In December 2008, the Revolutionary Court of Saqqez convicted Kamal Sharifi of “enmity against
God” (moharebeh) through “armed rebellion” and membership in the KDP-I and sentenced him to 30 years’ imprisonment. The court ruled that he must serve his entire prison sentence in “exile” in Minab prison in southern Iran, which is around 1,600km away from the north-western city of Saqqez where his family live. The court further relied on article 193 of the Islamic Penal Code of 1991 to rule that “while serving his sentence, he shall be denied the privileges of prison leave, visits and written correspondence with others.” This article states that those convicted of “enmity against God” who are exiled must be placed under supervision and have no interaction with others. Kamal Sharifi’s trial was grossly unfair; it lasted about five minutes and he says the judge did not allow him and his lawyer, whom he met for the first time at the trial, to exchange any words.
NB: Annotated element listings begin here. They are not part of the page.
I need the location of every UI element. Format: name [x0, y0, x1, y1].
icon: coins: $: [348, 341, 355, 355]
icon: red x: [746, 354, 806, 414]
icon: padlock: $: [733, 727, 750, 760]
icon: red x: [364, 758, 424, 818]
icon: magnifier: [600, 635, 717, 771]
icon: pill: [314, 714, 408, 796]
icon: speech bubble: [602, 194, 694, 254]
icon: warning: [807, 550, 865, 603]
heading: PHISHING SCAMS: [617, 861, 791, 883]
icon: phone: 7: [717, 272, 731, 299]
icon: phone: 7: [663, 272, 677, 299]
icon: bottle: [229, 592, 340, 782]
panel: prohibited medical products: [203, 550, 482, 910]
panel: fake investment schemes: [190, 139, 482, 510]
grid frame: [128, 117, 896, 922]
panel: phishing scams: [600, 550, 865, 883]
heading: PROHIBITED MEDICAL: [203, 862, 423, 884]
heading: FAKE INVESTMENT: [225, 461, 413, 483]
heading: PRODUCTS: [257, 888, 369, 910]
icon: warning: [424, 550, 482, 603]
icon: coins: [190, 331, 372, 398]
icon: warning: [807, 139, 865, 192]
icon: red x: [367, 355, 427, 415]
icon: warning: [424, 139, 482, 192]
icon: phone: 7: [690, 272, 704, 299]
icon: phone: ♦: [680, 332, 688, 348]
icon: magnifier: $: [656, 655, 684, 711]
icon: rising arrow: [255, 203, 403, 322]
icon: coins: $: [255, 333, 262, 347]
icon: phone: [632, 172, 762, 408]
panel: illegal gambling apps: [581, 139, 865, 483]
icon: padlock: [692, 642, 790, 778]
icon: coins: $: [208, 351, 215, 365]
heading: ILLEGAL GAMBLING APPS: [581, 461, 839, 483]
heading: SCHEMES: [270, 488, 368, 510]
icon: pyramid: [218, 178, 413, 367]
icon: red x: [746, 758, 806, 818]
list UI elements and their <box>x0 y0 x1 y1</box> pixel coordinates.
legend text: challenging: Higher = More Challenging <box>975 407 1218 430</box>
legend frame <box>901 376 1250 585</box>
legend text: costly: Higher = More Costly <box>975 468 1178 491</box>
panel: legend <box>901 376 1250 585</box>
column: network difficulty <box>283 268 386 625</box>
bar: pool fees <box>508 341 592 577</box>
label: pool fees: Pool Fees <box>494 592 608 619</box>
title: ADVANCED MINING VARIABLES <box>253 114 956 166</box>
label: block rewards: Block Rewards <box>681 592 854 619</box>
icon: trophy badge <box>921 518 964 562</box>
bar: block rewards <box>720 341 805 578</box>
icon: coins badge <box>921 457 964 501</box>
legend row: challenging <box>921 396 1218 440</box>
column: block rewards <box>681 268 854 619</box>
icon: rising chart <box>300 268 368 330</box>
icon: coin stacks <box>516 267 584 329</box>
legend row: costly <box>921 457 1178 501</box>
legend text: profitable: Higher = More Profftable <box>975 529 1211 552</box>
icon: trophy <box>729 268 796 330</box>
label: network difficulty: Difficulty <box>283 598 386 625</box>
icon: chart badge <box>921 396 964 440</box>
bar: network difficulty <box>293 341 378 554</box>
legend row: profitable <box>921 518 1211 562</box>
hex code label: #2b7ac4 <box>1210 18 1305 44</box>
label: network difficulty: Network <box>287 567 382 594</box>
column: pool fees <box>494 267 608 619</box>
Prisoners in Minab prison suffer from overcrowding and bed shortages forcing many prisoners to sleep on the floor including in the prison corridors. Meals provided by the prison are low quality and contain very little nutrition. The prison clinic has just one bed and lacks adequate staffing and essential medical equipment; only one nurse (behyar) with limited medical knowledge is present 24 hours a day, and a physician visits once a week for a few hours. Clinic staff generally prescribe prisoners ordinary painkillers and antibiotics without addressing their underlying medical problems. Reports surfacing from Minab prison indicate that between March 2020 and March 2021, Covid-19 spread in the prison and several prisoners suspected to have been infected died in custody amid the refusal of prison authorities to transfer them to a medical facility outside prison. The vaccination of prisoners started around August 2021 and Kamal Sharifi and most other prisoners have since received two doses of Iran’s locally produced Covid-19 vaccine. Growing medical evidence, however, indicates that two doses are not sufficient for protection against severe illness, particularly for vulnerable individuals such as Kamal Sharifi who have serious pre-existing medical conditions.
Prosecution and prison authorities in Iran routinely deny prisoners access to adequate medical care, in many cases as an intentional act of cruelty intended to intimidate and punish them. Dozens of cases of suspicious deaths in custody with suspected links to the denial of medical care have been reported in recent years amid a crisis of impunity for violations of the right to life.